Volume of 0.1 M `K_2Cr_2O_7` required to oxidize 35 ml of 0.5 M `FeSO_4` solution is

To solve the problem of finding the volume of 0.1 M \( K_2Cr_2O_7 \) required to oxidize 35 mL of 0.5 M \( FeSO_4 \), we can follow these steps: ### Step 1: Write the half-reactions 1. **Oxidation half-reaction for \( FeSO_4 \)**: \[ Fe^{2+} \rightarrow Fe^{3+} + e^- \] Here, 1 mole of \( Fe^{2+} \) loses 1 electron. 2. **Reduction half-reaction for \( K_2Cr_2O_7 \)**: \[ Cr_2O_7^{2-} + 14 H^+ + 6 e^- \rightarrow 2 Cr^{3+} + 7 H_2O \] Here, 1 mole of \( Cr_2O_7^{2-} \) gains 6 electrons. ### Step 2: Determine the moles of \( FeSO_4 \) To find the moles of \( FeSO_4 \) in 35 mL of 0.5 M solution: \[ \text{Moles of } FeSO_4 = \text{Molarity} \times \text{Volume (in L)} = 0.5 \, \text{mol/L} \times 0.035 \, \text{L} = 0.0175 \, \text{mol} \] ### Step 3: Calculate the moles of electrons transferred Since each mole of \( Fe^{2+} \) loses 1 electron, the total moles of electrons transferred from \( FeSO_4 \) is equal to the moles of \( FeSO_4 \): \[ \text{Moles of electrons} = 0.0175 \, \text{mol} \] ### Step 4: Relate moles of \( K_2Cr_2O_7 \) to moles of electrons From the reduction half-reaction, 1 mole of \( K_2Cr_2O_7 \) accepts 6 moles of electrons.

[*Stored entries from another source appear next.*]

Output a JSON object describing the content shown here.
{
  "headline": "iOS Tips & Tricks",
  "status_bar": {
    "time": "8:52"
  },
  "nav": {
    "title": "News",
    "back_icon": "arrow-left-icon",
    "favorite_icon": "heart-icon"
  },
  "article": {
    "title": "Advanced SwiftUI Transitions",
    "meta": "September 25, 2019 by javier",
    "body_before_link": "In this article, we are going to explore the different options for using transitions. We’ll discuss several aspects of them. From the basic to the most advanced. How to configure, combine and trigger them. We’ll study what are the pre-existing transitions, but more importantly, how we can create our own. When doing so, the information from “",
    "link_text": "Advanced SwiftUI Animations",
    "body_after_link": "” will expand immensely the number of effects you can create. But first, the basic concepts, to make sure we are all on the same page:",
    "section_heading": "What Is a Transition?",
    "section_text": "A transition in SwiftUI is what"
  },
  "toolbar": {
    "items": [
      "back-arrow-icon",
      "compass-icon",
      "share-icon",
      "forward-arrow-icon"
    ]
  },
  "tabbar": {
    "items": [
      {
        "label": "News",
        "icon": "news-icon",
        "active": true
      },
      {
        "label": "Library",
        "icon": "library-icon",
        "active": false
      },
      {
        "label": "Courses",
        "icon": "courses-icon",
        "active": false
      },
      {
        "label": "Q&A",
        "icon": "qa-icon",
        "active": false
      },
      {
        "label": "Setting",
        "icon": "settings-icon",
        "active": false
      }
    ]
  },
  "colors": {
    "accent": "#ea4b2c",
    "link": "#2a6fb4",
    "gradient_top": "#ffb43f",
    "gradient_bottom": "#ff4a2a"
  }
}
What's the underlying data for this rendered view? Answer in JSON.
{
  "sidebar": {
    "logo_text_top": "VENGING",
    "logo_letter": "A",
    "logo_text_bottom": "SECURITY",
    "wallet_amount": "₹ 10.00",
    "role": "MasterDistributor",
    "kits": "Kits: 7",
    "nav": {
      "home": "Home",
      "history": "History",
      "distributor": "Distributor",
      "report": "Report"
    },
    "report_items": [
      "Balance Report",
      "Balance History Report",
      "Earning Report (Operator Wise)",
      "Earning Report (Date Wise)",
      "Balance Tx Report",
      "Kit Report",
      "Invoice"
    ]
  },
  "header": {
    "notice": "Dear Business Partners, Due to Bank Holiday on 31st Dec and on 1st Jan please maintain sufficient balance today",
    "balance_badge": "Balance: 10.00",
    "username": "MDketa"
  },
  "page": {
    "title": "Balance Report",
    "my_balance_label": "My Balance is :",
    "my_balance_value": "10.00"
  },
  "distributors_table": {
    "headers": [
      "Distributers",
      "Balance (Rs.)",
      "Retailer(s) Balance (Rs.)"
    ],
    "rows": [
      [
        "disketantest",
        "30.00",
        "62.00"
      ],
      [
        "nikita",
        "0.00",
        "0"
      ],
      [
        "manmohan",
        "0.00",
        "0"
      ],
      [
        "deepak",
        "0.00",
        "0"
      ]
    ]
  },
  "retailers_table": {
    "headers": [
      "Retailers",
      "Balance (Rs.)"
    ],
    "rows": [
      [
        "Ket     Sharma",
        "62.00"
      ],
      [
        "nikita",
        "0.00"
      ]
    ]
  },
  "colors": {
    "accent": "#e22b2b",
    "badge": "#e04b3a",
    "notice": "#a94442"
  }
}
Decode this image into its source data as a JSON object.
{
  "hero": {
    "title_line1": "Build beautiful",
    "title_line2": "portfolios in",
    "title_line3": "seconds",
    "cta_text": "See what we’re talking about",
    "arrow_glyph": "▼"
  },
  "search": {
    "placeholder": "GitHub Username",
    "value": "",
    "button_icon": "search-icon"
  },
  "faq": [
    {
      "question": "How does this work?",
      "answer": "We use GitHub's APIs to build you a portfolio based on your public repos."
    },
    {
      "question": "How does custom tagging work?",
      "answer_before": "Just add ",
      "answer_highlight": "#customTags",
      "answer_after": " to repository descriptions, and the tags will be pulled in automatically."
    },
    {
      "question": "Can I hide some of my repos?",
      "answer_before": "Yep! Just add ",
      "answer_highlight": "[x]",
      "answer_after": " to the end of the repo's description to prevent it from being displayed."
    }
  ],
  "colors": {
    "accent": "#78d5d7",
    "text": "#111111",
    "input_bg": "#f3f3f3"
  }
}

Therefore, the moles of \( K_2Cr_2O_7 \) required can be calculated as: \[ \text{Moles of } K_2Cr_2O_7 = \frac{\text{Moles of electrons}}{6} = \frac{0.0175}{6} \approx 0.0029167 \, \text{mol} \] ### Step 5: Calculate the volume of \( K_2Cr_2O_7 \) solution required Using the molarity of \( K_2Cr_2O_7 \) (0.1 M), we can find the volume: \[ \text{Volume} = \frac{\text{Moles}}{\text{Molarity}} = \frac{0.0029167 \, \text{mol}}{0.1 \, \text{mol/L}} = 0.029167 \, \text{L} = 29.167 \, \text{mL} \] ### Step 6: Round the answer Rounding to the appropriate significant figures, we find: \[ \text{Volume of } K_2Cr_2O_7 \approx 29.2 \, \text{mL} \] ### Final Answer The volume of 0.1 M \( K_2Cr_2O_7 \) required to oxidize 35 mL of 0.5 M \( FeSO_4 \) is approximately **29.2 mL**. ---